Bada stumbled across the original experiment by accident when a colleague of Miller's mentioned having seen a box of experimental samples in Miller's office. Bada, who inherited Miller's scientific possessions after his death in 2007, found the box — literally labeled "1953-1954 experiments" — in his own office.
Inside it were samples taken by Miller from a device that spewed a concentrated stream of primordial gases over an electrical spark. It was a high-powered variation on the steady-steam apparatus that earned him fame — but unlike that device, it appeared to have produced few amino acids, and was unmentioned in his landmark 1953 Science study, "A Production of Amino Acids Under Possible Primitive Earth Conditions."

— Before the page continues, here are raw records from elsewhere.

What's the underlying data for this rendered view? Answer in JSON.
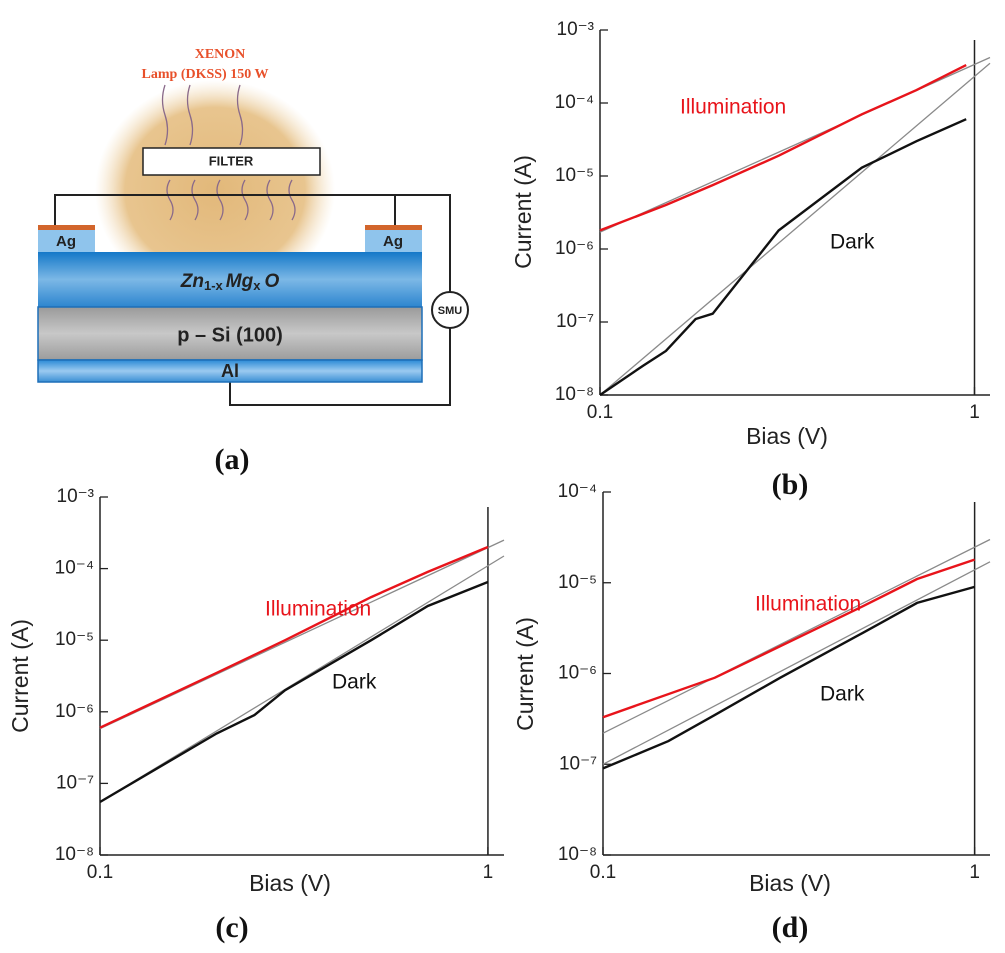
{
  "diagram": {
    "lamp": [
      "XENON",
      "Lamp (DKSS) 150 W"
    ],
    "filter": "FILTER",
    "contacts": [
      "Ag",
      "Ag"
    ],
    "layer": {
      "base": "Zn",
      "sub1": "1-x",
      "mid": "Mg",
      "sub2": "x",
      "end": "O"
    },
    "substrate": "p – Si (100)",
    "back": "Al",
    "meter": "SMU",
    "panel": "(a)"
  },
  "chart_data": [
    {
      "type": "line",
      "panel": "(b)",
      "log_x": true,
      "log_y": true,
      "x_label": "Bias (V)",
      "y_label": "Current (A)",
      "xlim": [
        0.1,
        1.1
      ],
      "ylim": [
        1e-08,
        0.001
      ],
      "xticks": [
        0.1,
        1
      ],
      "yticks": [
        {
          "value": 1e-08,
          "label": "10⁻⁸"
        },
        {
          "value": 1e-07,
          "label": "10⁻⁷"
        },
        {
          "value": 1e-06,
          "label": "10⁻⁶"
        },
        {
          "value": 1e-05,
          "label": "10⁻⁵"
        },
        {
          "value": 0.0001,
          "label": "10⁻⁴"
        },
        {
          "value": 0.001,
          "label": "10⁻³"
        }
      ],
      "series": [
        {
          "x": [
            0.1,
            1.1
          ],
          "values": [
            1.7e-06,
            0.00042
          ],
          "color": "#8a8a8a"
        },
        {
          "x": [
            0.1,
            1.1
          ],
          "values": [
            1e-08,
            0.00035
          ],
          "color": "#8a8a8a"
        },
        {
          "name": "Illumination",
          "color": "#e8141b",
          "x": [
            0.1,
            0.15,
            0.2,
            0.3,
            0.5,
            0.7,
            0.95
          ],
          "values": [
            1.8e-06,
            4e-06,
            7.5e-06,
            1.9e-05,
            7e-05,
            0.00015,
            0.00033
          ]
        },
        {
          "name": "Dark",
          "color": "#111111",
          "x": [
            0.1,
            0.13,
            0.15,
            0.18,
            0.2,
            0.3,
            0.5,
            0.7,
            0.95
          ],
          "values": [
            1e-08,
            2.5e-08,
            4e-08,
            1.1e-07,
            1.3e-07,
            1.8e-06,
            1.3e-05,
            3e-05,
            6e-05
          ]
        }
      ]
    },
    {
      "type": "line",
      "panel": "(c)",
      "log_x": true,
      "log_y": true,
      "x_label": "Bias (V)",
      "y_label": "Current (A)",
      "xlim": [
        0.1,
        1.1
      ],
      "ylim": [
        1e-08,
        0.001
      ],
      "xticks": [
        0.1,
        1
      ],
      "yticks": [
        {
          "value": 1e-08,
          "label": "10⁻⁸"
        },
        {
          "value": 1e-07,
          "label": "10⁻⁷"
        },
        {
          "value": 1e-06,
          "label": "10⁻⁶"
        },
        {
          "value": 1e-05,
          "label": "10⁻⁵"
        },
        {
          "value": 0.0001,
          "label": "10⁻⁴"
        },
        {
          "value": 0.001,
          "label": "10⁻³"
        }
      ],
      "series": [
        {
          "x": [
            0.1,
            1.1
          ],
          "values": [
            5.8e-07,
            0.00025
          ],
          "color": "#8a8a8a"
        },
        {
          "x": [
            0.1,
            1.1
          ],
          "values": [
            5.5e-08,
            0.00015
          ],
          "color": "#8a8a8a"
        },
        {
          "name": "Illumination",
          "color": "#e8141b",
          "x": [
            0.1,
            0.2,
            0.3,
            0.5,
            0.7,
            1
          ],
          "values": [
            6e-07,
            3.5e-06,
            1e-05,
            4e-05,
            9e-05,
            0.0002
          ]
        },
        {
          "name": "Dark",
          "color": "#111111",
          "x": [
            0.1,
            0.15,
            0.2,
            0.25,
            0.3,
            0.5,
            0.7,
            1
          ],
          "values": [
            5.5e-08,
            2e-07,
            5e-07,
            9e-07,
            2e-06,
            1e-05,
            3e-05,
            6.5e-05
          ]
        }
      ]
    },
    {
      "type": "line",
      "panel": "(d)",
      "log_x": true,
      "log_y": true,
      "x_label": "Bias (V)",
      "y_label": "Current (A)",
      "xlim": [
        0.1,
        1.1
      ],
      "ylim": [
        1e-08,
        0.0001
      ],
      "xticks": [
        0.1,
        1
      ],
      "yticks": [
        {
          "value": 1e-08,
          "label": "10⁻⁸"
        },
        {
          "value": 1e-07,
          "label": "10⁻⁷"
        },
        {
          "value": 1e-06,
          "label": "10⁻⁶"
        },
        {
          "value": 1e-05,
          "label": "10⁻⁵"
        },
        {
          "value": 0.0001,
          "label": "10⁻⁴"
        }
      ],
      "series": [
        {
          "x": [
            0.1,
            1.1
          ],
          "values": [
            2.2e-07,
            3e-05
          ],
          "color": "#8a8a8a"
        },
        {
          "x": [
            0.1,
            1.1
          ],
          "values": [
            1e-07,
            1.7e-05
          ],
          "color": "#8a8a8a"
        },
        {
          "name": "Illumination",
          "color": "#e8141b",
          "x": [
            0.1,
            0.2,
            0.3,
            0.5,
            0.7,
            1
          ],
          "values": [
            3.3e-07,
            9e-07,
            2e-06,
            5.5e-06,
            1.1e-05,
            1.8e-05
          ]
        },
        {
          "name": "Dark",
          "color": "#111111",
          "x": [
            0.1,
            0.15,
            0.2,
            0.3,
            0.5,
            0.7,
            1
          ],
          "values": [
            9e-08,
            1.8e-07,
            3.5e-07,
            9e-07,
            2.8e-06,
            6e-06,
            9e-06
          ]
        }
      ]
    }
  ]
}
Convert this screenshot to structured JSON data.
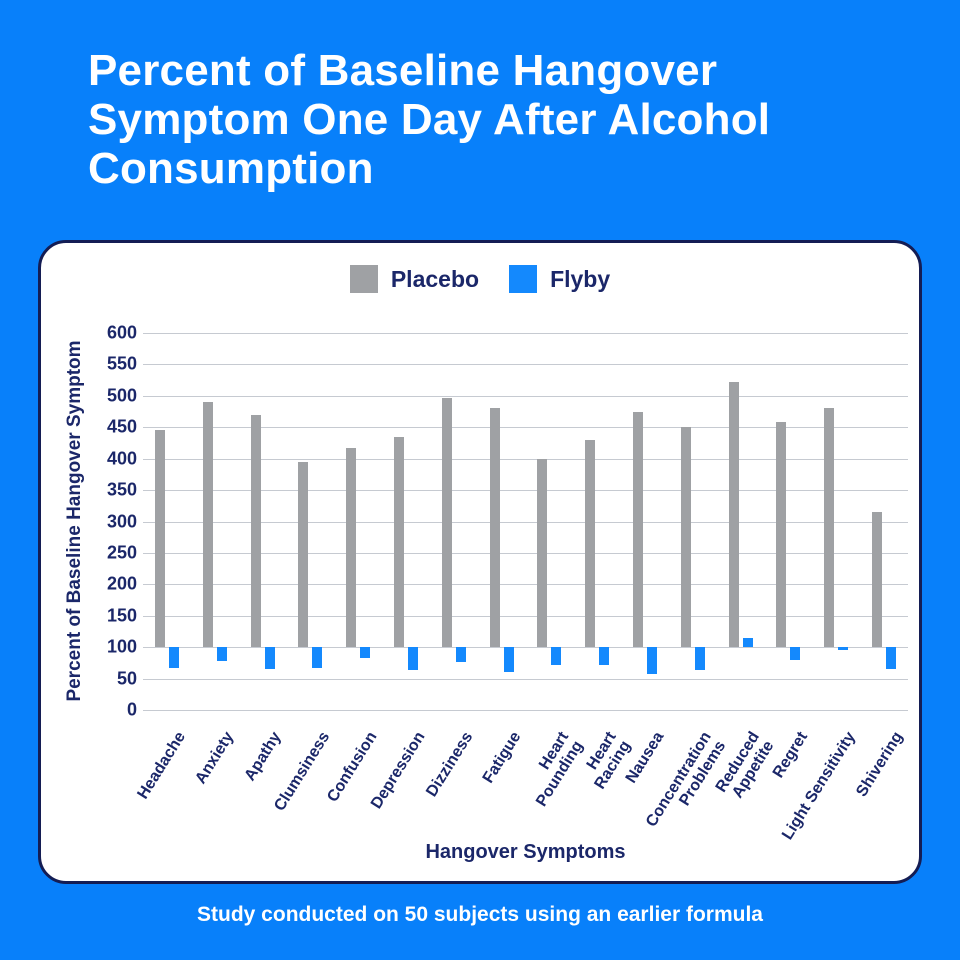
{
  "page": {
    "title_lines": [
      "Percent of Baseline Hangover",
      "Symptom One Day After Alcohol",
      "Consumption"
    ],
    "footnote": "Study conducted on 50 subjects using an earlier formula"
  },
  "colors": {
    "bg": "#0880FA",
    "card_bg": "#FFFFFF",
    "card_border": "#141D54",
    "navy": "#1B2769",
    "grid": "#C6CAD1",
    "placebo_gray": "#9FA1A4",
    "flyby_blue": "#1489FD",
    "title_white": "#FFFFFF"
  },
  "chart_data": {
    "type": "bar",
    "title": "Percent of Baseline Hangover Symptom One Day After Alcohol Consumption",
    "xlabel": "Hangover Symptoms",
    "ylabel": "Percent of Baseline Hangover Symptom",
    "ylim": [
      0,
      600
    ],
    "ytick_step": 50,
    "baseline": 100,
    "grid": true,
    "legend_position": "top-center",
    "bar_rendering_note": "bars are drawn between the 100% baseline and each value",
    "categories": [
      "Headache",
      "Anxiety",
      "Apathy",
      "Clumsiness",
      "Confusion",
      "Depression",
      "Dizziness",
      "Fatigue",
      "Heart\nPounding",
      "Heart\nRacing",
      "Nausea",
      "Concentration\nProblems",
      "Reduced\nAppetite",
      "Regret",
      "Light Sensitivity",
      "Shivering"
    ],
    "series": [
      {
        "name": "Placebo",
        "color": "#9FA1A4",
        "values": [
          445,
          490,
          470,
          395,
          417,
          435,
          497,
          480,
          400,
          430,
          474,
          450,
          522,
          458,
          480,
          315
        ]
      },
      {
        "name": "Flyby",
        "color": "#1489FD",
        "values": [
          67,
          78,
          66,
          67,
          83,
          63,
          77,
          60,
          71,
          72,
          57,
          63,
          114,
          80,
          95,
          65
        ]
      }
    ]
  }
}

But Miller didn't have access to high-performance liquid chromatography, which lets chemists break down and classify samples with once-unthinkable levels of precision. And when Bada's team reanalyzed the disregarded samples, they found no fewer than 22 amino acids, several of which were never seen by Miller in a lifetime of primordial modeling.
Perhaps amino acids first formed when the gases in Miller's device accumulated around active volcanoes, said Bada. "Instead of having global synthesis of organic molecules, you had a lot of little localized factories in the form of these volcanic islands," he said.
Would the molecules formed by Miller in the 1950's, but only recognized in 2008, be prior art as of the 1950's? LBE has raised similar timing issues with the case of buckminsterfullerene, C60.